GRGR Re: Drugs in Pynchon's fiction

rj rjackson at mail.usyd.edu.au
Fri Oct 22 20:50:29 CDT 1999


Doug Millison <millison at online-journalist.com>:

> For the record, I didn't originate the Nazi label.  "Karl Bopp, former Nazi
> Luftwaffe officer and subsequently userful American citizen" (VL 221) and
> "Kommandant Bopp all over the local news [...] often in Nazi drag" (VL 222)
> is how TRP describes this marijuana fighter.

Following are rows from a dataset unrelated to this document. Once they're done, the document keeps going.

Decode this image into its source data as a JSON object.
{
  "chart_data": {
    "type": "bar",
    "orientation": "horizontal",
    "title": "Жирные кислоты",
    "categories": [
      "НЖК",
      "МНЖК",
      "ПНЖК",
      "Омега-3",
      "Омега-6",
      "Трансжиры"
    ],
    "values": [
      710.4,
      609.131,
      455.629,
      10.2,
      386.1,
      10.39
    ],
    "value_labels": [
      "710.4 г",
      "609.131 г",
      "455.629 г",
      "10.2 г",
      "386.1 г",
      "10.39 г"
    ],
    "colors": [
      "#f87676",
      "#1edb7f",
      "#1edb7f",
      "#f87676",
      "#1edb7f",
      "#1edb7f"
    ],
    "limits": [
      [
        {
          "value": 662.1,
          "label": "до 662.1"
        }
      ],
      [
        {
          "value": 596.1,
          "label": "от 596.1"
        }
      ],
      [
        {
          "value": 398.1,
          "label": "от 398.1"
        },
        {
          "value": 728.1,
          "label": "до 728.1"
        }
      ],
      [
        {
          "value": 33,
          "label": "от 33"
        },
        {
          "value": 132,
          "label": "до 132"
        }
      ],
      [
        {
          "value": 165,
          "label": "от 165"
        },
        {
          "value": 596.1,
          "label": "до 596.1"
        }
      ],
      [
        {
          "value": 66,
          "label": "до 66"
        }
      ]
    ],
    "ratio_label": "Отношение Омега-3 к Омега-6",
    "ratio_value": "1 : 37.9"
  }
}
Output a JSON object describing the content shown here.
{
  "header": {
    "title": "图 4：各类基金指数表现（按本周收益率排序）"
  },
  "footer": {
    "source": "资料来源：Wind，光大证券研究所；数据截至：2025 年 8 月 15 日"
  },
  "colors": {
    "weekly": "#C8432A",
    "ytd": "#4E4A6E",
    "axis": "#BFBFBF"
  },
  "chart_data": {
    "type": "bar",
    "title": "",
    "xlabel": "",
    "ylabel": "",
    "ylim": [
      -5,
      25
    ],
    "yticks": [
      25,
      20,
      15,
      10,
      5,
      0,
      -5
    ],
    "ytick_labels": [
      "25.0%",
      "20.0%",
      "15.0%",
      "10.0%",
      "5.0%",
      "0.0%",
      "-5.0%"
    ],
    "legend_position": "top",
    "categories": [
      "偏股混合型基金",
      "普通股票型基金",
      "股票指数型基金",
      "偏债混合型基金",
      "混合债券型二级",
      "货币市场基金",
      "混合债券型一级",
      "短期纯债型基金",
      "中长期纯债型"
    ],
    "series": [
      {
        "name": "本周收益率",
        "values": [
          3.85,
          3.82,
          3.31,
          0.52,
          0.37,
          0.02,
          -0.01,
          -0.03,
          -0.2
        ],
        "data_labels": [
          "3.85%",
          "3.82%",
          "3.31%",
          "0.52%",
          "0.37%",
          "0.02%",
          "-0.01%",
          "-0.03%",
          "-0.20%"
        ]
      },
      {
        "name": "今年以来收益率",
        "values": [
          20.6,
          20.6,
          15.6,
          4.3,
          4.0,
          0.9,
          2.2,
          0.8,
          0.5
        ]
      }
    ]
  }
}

Yes, yes, *Bopp* is a "former" Nazi, however, "CAMP Nazis" is what you
wrote. There is no textual evidence in *VL* to say that the "infamous
federal-state" (49) CAMP organisation, or that "private vigilante squad
of student antidrug activists, retired military pilots, government
advisers in civvies, off-duty deputies and troopers" (221) who are
contracted to do the fieldwork, are Nazis. (A simple case of mistaken
attribution here.)

> a
> tough time finding instances in TRP's fiction where he associates fascists
> and particularly Nazis with anything recognizable as "good", Blicero
> included.

Rilke? 

> For my money, TRP illustrates very well the 60s doper mentality -- mindful
> of the dangers of excess and the way that drugs have been bent to unsavory
> goals, yet understanding and even encouraging their positive benefits of
> subversion, insight, and liberation.

Yes, I agree with the last part here, but I don't think moderation, or
even awareness of the dangers of excess, are ever a part of the 60s
doper mentality as Pynchon represents it. Neither Zoyd nor Slothrop are
fully "good"; and their drug excesses are one point where this
equivocality of characterisation is manifest (imo).